Sarin was discovered in 1938 in Wuppertal-Elberfeld in Germany by scientists at IG Farben while they were attempting to create stronger pesticides. It was classified as the most toxic of the four G-Series nerve agents made by Germany. The sarin compound was named in honor of the people who discovered it: Schrader, Ambros, Gerhard Ritter, and Van der Linde. It is 26 times more deadly than cyanide.
Sarin possesses a high volatility that is relative to similar nerve agents. As a result, inhaling it is extremely dangerous and even vapor concentrations may penetrate the skin almost instantly. A person's clothing can release sarin for about a half-hour after it comes in contact with sarin gas, which can lead to exposure of other people. People who absorb a non-lethal dose but do not get immediate treatment may suffer permanent neurological damage.
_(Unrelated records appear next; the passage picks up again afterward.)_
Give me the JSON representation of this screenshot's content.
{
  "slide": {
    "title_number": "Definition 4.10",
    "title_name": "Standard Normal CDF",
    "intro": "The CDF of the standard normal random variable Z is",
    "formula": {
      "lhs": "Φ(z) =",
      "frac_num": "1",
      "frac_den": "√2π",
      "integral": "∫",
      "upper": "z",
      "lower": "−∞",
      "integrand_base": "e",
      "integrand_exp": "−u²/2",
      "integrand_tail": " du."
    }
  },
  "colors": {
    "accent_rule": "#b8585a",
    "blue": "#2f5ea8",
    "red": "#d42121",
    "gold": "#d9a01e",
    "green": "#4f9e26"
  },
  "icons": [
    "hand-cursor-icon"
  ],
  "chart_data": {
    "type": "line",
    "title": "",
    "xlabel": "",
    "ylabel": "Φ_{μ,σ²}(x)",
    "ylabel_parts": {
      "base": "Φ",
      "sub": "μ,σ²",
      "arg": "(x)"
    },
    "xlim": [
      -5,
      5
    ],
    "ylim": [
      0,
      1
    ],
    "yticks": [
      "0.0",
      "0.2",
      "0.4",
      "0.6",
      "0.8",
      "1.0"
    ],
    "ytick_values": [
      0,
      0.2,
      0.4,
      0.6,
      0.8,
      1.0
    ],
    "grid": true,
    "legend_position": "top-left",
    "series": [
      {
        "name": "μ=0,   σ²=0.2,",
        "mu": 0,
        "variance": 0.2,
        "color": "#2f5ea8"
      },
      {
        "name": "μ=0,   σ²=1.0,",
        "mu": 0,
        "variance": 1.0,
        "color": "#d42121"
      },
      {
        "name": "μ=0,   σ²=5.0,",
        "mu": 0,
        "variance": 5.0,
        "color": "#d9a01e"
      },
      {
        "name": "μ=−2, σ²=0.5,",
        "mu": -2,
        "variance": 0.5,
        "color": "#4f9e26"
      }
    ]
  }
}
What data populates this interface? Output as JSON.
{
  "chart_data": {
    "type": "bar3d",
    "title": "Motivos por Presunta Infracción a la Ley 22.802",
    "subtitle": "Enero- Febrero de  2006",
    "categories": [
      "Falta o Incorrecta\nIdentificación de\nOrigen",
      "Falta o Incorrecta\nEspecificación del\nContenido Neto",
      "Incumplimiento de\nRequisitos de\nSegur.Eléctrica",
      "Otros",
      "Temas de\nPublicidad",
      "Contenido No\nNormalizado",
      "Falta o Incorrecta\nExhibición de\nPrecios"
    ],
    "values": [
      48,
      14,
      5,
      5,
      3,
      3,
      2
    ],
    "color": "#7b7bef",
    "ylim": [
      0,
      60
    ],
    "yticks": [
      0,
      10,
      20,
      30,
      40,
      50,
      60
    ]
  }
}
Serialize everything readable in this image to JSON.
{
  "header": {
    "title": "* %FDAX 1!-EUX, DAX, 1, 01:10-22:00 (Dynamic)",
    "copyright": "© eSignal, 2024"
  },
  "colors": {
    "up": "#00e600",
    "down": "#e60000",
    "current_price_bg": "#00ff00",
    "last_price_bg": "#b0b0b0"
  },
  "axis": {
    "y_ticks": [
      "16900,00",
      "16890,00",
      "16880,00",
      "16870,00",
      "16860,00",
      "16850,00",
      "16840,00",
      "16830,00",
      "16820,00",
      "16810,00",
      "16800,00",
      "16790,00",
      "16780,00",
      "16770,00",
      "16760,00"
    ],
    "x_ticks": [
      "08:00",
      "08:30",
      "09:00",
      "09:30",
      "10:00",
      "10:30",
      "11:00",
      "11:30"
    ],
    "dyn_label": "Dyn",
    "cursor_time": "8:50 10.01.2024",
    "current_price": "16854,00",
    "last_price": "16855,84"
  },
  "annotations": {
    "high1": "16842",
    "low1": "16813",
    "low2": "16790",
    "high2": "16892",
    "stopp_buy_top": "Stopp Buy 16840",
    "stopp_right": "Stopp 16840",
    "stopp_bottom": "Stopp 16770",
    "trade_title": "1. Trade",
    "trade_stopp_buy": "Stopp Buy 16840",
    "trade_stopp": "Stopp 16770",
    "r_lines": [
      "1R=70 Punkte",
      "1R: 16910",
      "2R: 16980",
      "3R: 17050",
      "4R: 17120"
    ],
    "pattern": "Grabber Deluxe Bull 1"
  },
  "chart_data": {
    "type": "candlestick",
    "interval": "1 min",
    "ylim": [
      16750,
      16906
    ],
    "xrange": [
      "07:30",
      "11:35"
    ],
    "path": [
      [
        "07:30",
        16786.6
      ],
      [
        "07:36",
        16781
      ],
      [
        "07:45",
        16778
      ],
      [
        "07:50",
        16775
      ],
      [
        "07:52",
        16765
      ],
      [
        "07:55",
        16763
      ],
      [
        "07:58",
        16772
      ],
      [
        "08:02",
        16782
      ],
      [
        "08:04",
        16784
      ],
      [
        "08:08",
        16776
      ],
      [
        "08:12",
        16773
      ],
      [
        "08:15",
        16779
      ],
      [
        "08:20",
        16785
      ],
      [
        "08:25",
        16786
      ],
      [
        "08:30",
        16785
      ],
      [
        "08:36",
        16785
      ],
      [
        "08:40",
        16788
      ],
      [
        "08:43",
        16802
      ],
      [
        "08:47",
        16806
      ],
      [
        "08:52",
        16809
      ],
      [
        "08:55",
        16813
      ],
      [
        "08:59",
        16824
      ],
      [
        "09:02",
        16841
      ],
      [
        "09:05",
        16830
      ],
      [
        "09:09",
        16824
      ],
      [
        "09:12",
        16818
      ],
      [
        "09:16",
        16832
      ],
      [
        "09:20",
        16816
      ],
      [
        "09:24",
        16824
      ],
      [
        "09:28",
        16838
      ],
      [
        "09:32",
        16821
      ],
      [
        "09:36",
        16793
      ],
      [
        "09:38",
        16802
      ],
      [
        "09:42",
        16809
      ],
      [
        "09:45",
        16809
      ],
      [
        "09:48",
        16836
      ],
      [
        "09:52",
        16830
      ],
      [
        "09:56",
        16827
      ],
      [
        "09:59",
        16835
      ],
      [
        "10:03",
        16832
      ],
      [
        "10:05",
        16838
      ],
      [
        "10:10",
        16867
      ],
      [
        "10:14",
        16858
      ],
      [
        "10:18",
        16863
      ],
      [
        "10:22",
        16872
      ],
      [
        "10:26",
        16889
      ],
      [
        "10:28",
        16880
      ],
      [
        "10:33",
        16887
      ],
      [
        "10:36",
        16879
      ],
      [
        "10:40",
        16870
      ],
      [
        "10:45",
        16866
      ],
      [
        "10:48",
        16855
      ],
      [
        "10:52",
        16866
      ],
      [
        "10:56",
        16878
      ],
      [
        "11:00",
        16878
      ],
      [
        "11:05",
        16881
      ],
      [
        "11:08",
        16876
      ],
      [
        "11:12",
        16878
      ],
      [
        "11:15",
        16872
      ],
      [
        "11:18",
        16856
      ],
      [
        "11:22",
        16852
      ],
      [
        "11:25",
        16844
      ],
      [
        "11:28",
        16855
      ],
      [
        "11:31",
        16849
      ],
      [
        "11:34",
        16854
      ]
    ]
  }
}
Even at extremely low concentrations, sarin can be fatal to humans. Death may follow in 1-10 minutes after direct inhalation unless antidotes, typically atropine and pralidoxime, are administered. Atropine is given to treat the physiological symptoms of poisoning (though it cannot counteract the muscular symptoms), while pralidoxime can regenerate cholinesterases if administered within approximately five hours.
Initial symptoms following exposure to sarin are a runny nose, tightness in the chest, and constriction of the pupils. Soon after, there is breathing difficulties, along with nausea and drooling. As the person affected continues to lose control of bodily functions, he or she vomits, defecates, and urinates, quickly followed by twitching and jerking. Ultimately, the victim becomes comatose and is asphyxiated during a series of convulsive spasms.